Yes, it exists. On my trip to the Southern Capital last week, I paid a visit to the Glucksmann Gallery. This lies in the grounds of University College Course, in an imposing neo-brutalist edifice that somehow manages to look closed even when it is open. There was some great stuff inside. The exhibit of artworks relating to the Irish troubles was interesting, with Robert Ballagh's picture of the Miami Showband* (a photograph of the band overlaid with glass made to look like bullets have been fired into it) being eerily evocative of one of Northern Ireland's more unpleasant events. Another impressive piece is the much older Men of the West by Sean Keating, a picture from the early 20th century of some men from the West of Ireland who are clearly ready to answer Ireland's call. Sean Keating (an associate of William Orpen) is a fascinating artist, kind of like an Irish Socialist Realist in the iconic and propagandistic nature of his work. Another great work by him is Men of the South (veterans of the war of independence pose heroically shortly thereafter) and The Dockers, with the latter visible to Dublin readers in the Hugh Lane Gallery.

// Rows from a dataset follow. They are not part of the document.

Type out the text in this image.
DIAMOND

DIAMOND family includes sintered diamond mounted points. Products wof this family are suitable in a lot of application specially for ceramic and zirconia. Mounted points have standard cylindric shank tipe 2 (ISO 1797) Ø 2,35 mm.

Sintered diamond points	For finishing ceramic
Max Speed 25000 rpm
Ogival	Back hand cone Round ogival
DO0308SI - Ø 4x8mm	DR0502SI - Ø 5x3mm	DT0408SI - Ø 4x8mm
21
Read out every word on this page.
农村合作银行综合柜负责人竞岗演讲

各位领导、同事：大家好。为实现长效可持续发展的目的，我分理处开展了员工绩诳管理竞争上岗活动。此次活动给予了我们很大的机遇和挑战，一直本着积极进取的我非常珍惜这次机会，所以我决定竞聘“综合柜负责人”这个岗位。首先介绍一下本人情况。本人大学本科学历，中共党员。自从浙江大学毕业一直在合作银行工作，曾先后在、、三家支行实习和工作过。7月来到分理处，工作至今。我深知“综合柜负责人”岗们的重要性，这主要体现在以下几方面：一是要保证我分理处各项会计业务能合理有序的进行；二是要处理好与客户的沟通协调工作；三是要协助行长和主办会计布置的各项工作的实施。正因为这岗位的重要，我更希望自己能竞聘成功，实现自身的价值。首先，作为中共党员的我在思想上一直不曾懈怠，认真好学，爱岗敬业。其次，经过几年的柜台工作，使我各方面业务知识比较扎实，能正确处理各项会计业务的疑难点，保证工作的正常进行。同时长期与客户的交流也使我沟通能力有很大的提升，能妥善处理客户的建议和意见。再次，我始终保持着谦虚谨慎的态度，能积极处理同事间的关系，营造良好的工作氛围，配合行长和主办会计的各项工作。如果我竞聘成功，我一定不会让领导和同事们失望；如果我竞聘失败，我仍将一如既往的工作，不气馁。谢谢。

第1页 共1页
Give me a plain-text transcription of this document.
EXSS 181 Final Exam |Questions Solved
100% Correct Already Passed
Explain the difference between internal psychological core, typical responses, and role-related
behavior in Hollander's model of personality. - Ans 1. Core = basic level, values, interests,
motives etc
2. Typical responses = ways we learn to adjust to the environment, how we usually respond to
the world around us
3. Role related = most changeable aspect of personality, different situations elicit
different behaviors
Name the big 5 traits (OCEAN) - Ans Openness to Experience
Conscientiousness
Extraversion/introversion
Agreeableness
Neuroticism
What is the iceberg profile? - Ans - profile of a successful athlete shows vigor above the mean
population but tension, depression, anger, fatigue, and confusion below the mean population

It was the foreign art, unrelated to the Troubles, that ultimately proved the most memorable.. One favourite was this video installation by Carey Young where the artist, dressed in a smart suit, went to Speakers Corner and delivered a well-prepared speech on public speaking techniques, while around her people milled around and various nutters ranted away about stuff in an over-excitable manner.

Another piece of complete genius was the Mao-Hope march, a film recording of a march through New York by some Öyvind Fahlström fellow in the late 1960s. They were carrying giant photographs of Bob Hope and Mao Tse-Tung, and asking passers by if they were happy. The responses they received can be read here (that's also the image source). I particularly liked the guy who thought that it was a sign that Bob Hope was going to become US president, or the various people who got very defensive when asked whether they were happy.



*younger readers may not heard of these fellows. They were one of those showbands you hear about, and their career was cut tragically short by the Ulster Volunteer Force, who stopped their van and massacred them in the mid-1970s.

2 comments:

kvlol said...

Fantastic museum! Cork is home to some of my favourite museums: The Glucksmann for the space and location; the Crawford Municipal in the city center is wonerful (the interior is just fantastic. large new area opened, haven't seen enough there to judge) and the wonderful Cork Museum on the Mardyke with it's brilliant light up display from God knows when.

The exhibition you went to, is this permanent or will it be gone in the new year? Fancy going to the Finnish exhibition in the National Gallery some lunchtime?

ian said...

I think it's all temporary exhibits in the Glucksmann. But how temporary?

The Finnish thing sounds good. Is this free or not? If it's not free going at the weekend might be better.